# Training Reinforcement Learning Agent
This notebook contains all the necessary code to train different policies and compare them to analyze the performance of the agent.

## Imports and global settings
The following section imports all necessary modules to train the agent and sets global settings.

In [1]:
from monte_carlo_eval import eval
import pandas as pd

Afterwards we remove and add a directory which is used to save the metrics for a trainings-run.

In [2]:
!rm -r ./performance-logs
!mkdir ./performance-logs

The following lines of code set the global parameters for the Monte Carlo simulation. The parameters are:

In [3]:
num_episodes = 10_000
checkpoint = 200

Lastly, the following method performs the evaluation and saves them into dataframes for further analysis.

In [4]:
def addMetrics(map, epsilon, checkpoint, df_total_times, df_epoch_times, df_overall_performance, df_checkpoint_effectiveness):
    # Evaluate the performance of the agent
    total_time, epoch_times, overall_effectiveness, checkpoint_effectiveness = eval(map, epsilon, num_episodes, checkpoint)

    # Add the performance metrics to the dataframes
    df_total_times = pd.concat([pd.DataFrame([[map, epsilon, total_time]], columns=df_total_times.columns), df_total_times], ignore_index=True)
    df_overall_performance = pd.concat([pd.DataFrame([[map, epsilon, overall_effectiveness]], columns=df_overall_performance.columns), df_overall_performance], ignore_index=True)
    for i, epoch_time in enumerate(epoch_times):
        df_epoch_times = pd.concat([pd.DataFrame([[map, epsilon, i+1, epoch_time]], columns=df_epoch_times.columns), df_epoch_times], ignore_index=True)

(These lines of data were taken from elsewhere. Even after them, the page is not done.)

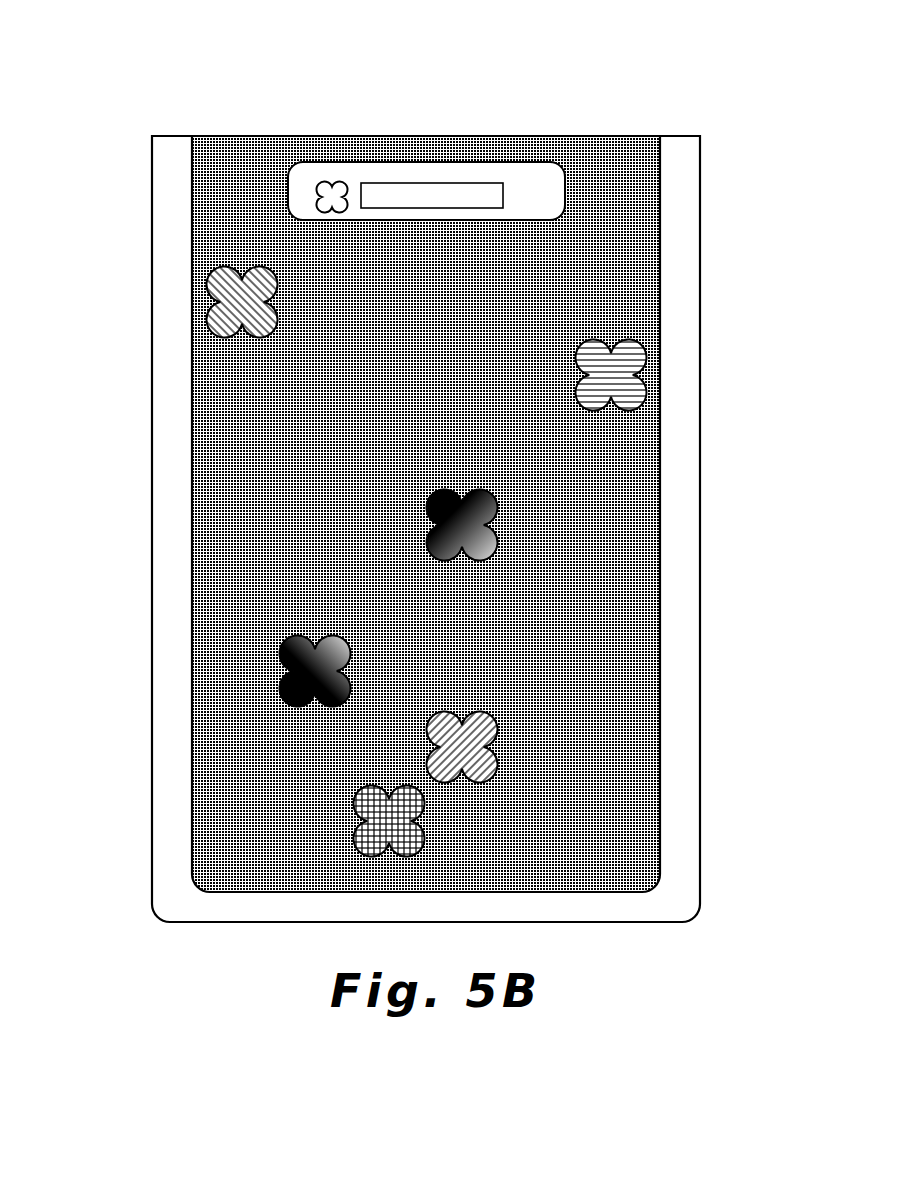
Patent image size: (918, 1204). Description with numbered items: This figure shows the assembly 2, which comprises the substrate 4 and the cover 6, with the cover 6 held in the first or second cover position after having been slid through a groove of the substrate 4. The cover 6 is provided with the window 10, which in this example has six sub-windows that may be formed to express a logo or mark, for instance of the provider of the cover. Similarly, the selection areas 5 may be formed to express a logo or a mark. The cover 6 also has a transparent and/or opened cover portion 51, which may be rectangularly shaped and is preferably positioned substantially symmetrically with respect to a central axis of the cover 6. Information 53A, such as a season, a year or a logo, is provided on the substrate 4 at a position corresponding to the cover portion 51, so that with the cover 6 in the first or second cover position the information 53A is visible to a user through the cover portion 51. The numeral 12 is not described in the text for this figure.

The assembly 2 is at (193, 89).
The housing 12 is at (682, 537).
The cover 6 is at (440, 393).
The cover portion 51 is at (533, 177).
The information 53A is at (422, 192).
The window 10 is at (227, 302).
The substrate 4 is at (627, 377).
The selection areas 5 is at (477, 732).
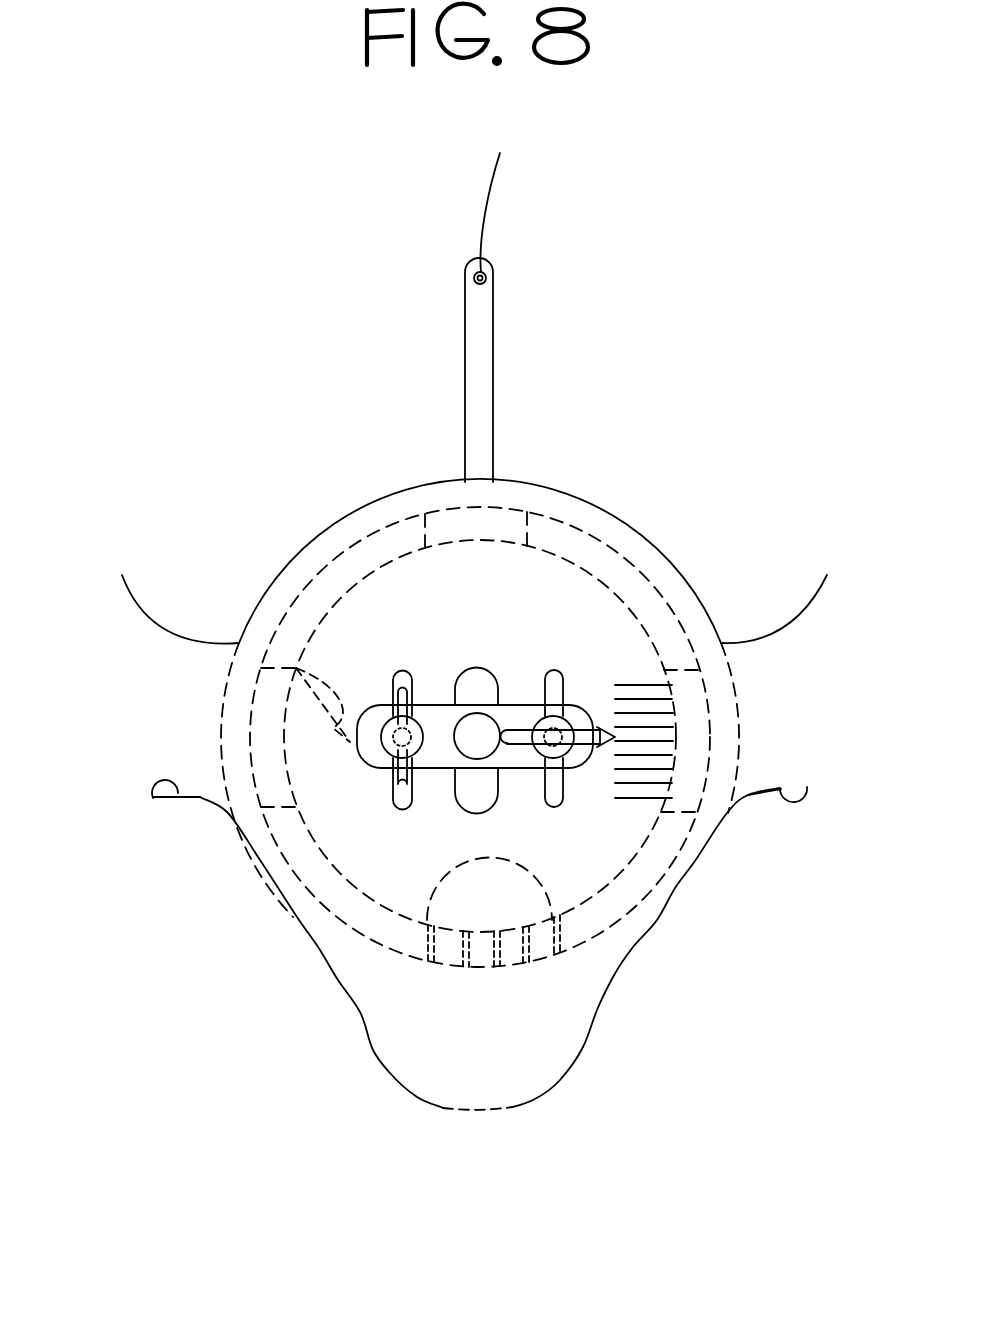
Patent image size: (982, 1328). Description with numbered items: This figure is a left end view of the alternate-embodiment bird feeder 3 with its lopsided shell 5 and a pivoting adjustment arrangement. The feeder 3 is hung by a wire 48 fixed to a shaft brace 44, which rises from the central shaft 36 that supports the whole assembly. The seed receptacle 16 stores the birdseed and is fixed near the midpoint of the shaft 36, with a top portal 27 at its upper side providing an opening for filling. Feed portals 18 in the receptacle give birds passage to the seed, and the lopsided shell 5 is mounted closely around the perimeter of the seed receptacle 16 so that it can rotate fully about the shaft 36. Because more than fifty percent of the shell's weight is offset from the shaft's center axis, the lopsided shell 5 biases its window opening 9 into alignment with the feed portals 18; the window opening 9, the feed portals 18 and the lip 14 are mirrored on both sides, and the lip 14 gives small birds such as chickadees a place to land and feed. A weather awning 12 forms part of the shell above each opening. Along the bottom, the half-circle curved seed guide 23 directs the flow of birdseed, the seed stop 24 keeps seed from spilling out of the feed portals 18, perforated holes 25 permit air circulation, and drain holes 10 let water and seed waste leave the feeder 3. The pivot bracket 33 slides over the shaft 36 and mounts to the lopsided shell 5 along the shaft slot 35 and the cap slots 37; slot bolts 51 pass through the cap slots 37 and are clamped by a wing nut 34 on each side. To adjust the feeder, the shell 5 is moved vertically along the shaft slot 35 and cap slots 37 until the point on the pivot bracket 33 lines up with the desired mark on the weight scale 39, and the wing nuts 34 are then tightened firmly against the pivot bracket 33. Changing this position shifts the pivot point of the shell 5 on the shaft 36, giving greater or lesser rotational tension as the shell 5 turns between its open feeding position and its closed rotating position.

The feeder 3 is at (290, 503).
The lopsided shell 5 is at (576, 498).
The window opening 9 is at (220, 773).
The drain holes 10 is at (443, 1115).
The weather awning 12 is at (150, 610).
The lip 14 is at (200, 798).
The seed receptacle 16 is at (650, 530).
The feed portals 18 is at (226, 693).
The curved seed guide 23 is at (437, 882).
The seed stop 24 is at (680, 573).
The perforated holes 25 is at (588, 930).
The top portal 27 is at (453, 505).
The pivot bracket 33 is at (510, 705).
The wing nut 34 is at (381, 745).
The shaft slot 35 is at (455, 800).
The shaft 36 is at (455, 717).
The cap slots 37 is at (392, 683).
The weight scale 39 is at (633, 800).
The shaft braces 44 is at (493, 342).
The wires 48 is at (483, 210).
The slot bolts 51 is at (395, 746).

    for i, epoch_time in enumerate(checkpoint_effectiveness):
        df_checkpoint_effectiveness = pd.concat([pd.DataFrame([[map, epsilon, (i+1)*checkpoint, epoch_time]], columns=df_checkpoint_effectiveness.columns), df_checkpoint_effectiveness], ignore_index=True)
    
    return df_total_times, df_epoch_times, df_overall_performance, df_checkpoint_effectiveness 

## Map 1
This section performs the evaluation of the reinforcement agent for `maps/map1.txt` for epsilon `0.9`, `0.7` and `0.5` respectively.

In [5]:
df_total_times = pd.DataFrame(columns = ['map', 'epsilon', 'total_time'])
df_epoch_times = pd.DataFrame(columns = ['map', 'epsilon', 'episode', 'epoch_time'])
df_overall_performance = pd.DataFrame(columns = ['map', 'epsilon', 'overall_performance'])
df_checkpoint_effectiveness = pd.DataFrame(columns = ['map', 'epsilon', 'episode', 'checkpoint_effectiveness'])

In [6]:
map_name = "map1"

### Epsilon 0.9

In [7]:
df_total_times, df_epoch_times, df_overall_performance, df_checkpoint_effectiveness = addMetrics(map_name, 0.9, checkpoint, df_total_times, df_epoch_times, df_overall_performance, df_checkpoint_effectiveness)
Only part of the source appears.